Najjar was born in 1941 in Tripoli, North Lebanon, and is an adherent of the Greek Orthodox Church.
After high school at St. Joseph's College Antoura and the French Lycée in Beirut, he studied at the Université Saint-Joseph in Beirut and in France. Ibrahim Najjar is the author of a thesis (1966) on the "potestative rights" in the French law, and of two major law books on Family laws (Successions, wills and gifts) in Lebanon, together with a law Dictionary (French Arabic and Arabic French). In 2016 Ibrahim Najjar has published three law books on French private law and Lebanese law studies.
Najjar is close to the March 14 movement and the Lebanese Forces.

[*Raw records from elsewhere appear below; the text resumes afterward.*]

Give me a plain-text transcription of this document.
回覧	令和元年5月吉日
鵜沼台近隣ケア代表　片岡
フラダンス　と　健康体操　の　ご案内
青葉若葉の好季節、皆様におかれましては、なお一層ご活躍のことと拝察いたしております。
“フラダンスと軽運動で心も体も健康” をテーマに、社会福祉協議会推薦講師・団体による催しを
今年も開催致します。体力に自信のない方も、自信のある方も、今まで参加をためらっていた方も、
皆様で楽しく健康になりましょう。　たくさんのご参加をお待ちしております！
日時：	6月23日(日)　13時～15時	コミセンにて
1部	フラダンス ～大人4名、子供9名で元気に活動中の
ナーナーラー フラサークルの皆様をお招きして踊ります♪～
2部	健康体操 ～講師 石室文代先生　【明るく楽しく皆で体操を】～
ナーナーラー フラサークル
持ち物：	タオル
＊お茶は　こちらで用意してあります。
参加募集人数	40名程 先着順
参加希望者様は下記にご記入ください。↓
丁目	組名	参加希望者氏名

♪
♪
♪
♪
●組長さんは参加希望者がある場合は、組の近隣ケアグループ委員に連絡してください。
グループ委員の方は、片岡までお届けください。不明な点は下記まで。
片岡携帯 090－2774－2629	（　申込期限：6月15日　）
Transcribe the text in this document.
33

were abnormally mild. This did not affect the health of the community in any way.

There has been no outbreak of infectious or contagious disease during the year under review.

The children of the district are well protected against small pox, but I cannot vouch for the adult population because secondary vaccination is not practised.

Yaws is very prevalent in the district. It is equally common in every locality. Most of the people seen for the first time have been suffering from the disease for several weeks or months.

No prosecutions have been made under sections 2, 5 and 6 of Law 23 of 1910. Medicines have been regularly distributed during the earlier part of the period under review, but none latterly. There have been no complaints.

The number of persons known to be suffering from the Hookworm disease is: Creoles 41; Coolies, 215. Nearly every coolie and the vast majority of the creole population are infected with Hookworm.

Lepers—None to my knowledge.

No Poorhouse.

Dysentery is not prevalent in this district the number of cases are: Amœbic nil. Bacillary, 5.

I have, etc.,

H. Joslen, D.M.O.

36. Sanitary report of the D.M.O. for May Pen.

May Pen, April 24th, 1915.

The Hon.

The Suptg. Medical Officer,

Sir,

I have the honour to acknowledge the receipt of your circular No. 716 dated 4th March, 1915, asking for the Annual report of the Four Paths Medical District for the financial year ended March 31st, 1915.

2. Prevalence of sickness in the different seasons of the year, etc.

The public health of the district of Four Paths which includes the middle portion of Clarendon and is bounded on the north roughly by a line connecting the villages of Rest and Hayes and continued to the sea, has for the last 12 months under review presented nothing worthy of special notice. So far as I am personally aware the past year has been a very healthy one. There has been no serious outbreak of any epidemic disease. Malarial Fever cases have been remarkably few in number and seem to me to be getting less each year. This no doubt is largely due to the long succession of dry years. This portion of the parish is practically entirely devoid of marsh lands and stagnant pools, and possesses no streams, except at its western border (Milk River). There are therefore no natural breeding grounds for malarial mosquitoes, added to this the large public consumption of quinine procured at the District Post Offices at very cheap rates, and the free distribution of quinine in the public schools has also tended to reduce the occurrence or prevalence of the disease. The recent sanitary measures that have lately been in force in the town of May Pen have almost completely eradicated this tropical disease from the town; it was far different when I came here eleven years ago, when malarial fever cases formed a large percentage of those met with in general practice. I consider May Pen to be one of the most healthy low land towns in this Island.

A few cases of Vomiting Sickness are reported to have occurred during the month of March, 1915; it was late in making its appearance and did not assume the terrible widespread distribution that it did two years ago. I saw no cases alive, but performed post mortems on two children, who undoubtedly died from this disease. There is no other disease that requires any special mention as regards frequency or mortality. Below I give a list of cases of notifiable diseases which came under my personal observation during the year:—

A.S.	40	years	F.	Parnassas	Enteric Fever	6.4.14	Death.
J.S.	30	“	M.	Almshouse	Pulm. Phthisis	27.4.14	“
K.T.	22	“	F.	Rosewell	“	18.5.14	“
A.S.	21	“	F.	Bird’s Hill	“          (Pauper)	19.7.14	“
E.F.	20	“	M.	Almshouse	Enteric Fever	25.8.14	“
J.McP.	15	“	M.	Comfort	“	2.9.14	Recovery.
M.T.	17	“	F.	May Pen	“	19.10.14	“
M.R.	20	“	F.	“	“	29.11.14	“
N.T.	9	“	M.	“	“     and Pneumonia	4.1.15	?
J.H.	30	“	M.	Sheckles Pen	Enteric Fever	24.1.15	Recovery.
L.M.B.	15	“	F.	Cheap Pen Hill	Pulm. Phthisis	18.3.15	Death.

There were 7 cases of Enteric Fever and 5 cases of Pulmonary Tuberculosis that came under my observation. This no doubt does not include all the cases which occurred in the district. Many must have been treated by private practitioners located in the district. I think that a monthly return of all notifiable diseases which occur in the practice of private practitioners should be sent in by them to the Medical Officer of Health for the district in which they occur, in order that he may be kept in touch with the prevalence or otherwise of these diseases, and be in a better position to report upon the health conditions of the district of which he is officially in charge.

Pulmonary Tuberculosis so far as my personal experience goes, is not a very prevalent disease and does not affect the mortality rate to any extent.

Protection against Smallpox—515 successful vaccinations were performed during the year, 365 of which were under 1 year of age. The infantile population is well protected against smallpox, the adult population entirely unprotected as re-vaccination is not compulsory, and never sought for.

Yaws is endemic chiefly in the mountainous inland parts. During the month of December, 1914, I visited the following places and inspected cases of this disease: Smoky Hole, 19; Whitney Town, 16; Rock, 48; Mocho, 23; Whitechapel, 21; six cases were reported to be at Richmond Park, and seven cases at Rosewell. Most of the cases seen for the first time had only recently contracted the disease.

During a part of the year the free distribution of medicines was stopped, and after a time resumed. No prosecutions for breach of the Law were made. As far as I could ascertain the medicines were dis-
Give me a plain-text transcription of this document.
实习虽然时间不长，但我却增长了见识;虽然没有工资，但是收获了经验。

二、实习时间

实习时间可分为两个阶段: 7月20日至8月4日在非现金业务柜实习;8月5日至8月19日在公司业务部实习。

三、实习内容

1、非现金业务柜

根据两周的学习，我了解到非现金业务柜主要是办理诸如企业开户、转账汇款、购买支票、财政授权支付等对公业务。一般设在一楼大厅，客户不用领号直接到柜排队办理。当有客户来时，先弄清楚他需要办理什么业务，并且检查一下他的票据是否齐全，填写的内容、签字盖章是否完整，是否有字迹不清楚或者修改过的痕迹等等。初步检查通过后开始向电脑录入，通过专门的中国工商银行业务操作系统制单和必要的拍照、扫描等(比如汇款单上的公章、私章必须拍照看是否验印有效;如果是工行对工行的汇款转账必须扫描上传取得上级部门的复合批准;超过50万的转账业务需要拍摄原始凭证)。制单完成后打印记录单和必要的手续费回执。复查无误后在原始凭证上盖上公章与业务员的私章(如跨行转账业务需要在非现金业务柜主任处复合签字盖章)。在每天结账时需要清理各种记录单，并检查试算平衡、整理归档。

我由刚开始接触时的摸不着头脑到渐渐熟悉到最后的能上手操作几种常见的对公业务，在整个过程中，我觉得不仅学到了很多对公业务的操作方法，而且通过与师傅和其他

He was formerly a Kataeb party senior official; he founded and presided the its students bureau in early 1960s. He was the head of the Kataeb’s Koura district bureau from 1973 to 1978. Since 1966, Najjar is also a law professor at Saint Joseph University.
His numerous writings in the famous Dalloz Encyclopedia, the Dalloz Bulletin and the French Revue Trimestrielle de droit civil are well known. Najjar is the owner and editor of The Lebanese Review of Arab And International Arbitration since 1996; he also publishes the Saint Joseph Faculty of Law Journal, Proche Orient Etudes Juridiques, since 1975.
The National medal for Human rights was attributed to Najjar in 2010 after his draft law to abolish death penalty in Lebanon. Najjar was also elected to get the Medal of honor of the St Joseph University. In June 2013, he was made Officer of the Legion of Honor by the French President of Republic; in July 2015 he was granted the decoration of Commandor of the Spanish order of Isabelle the Catholic Since 2011 Najjar is member of the International Commission against the Death Penalty.
Since June 29, 2016, Najjar is emeritus professor at the Faculty of Law of the Saint Joseph University, Lebanon.
As teacher of law, he was tutor for the previous minister of interior and municipalities, Ziad Baroud. Najjar was appointed minister of justice in July 2008 to the cabinet headed by then prime minister Fouad Siniora. In November 2009, he was again named as justice minister in the cabinet led by then prime minister Saad Hariri.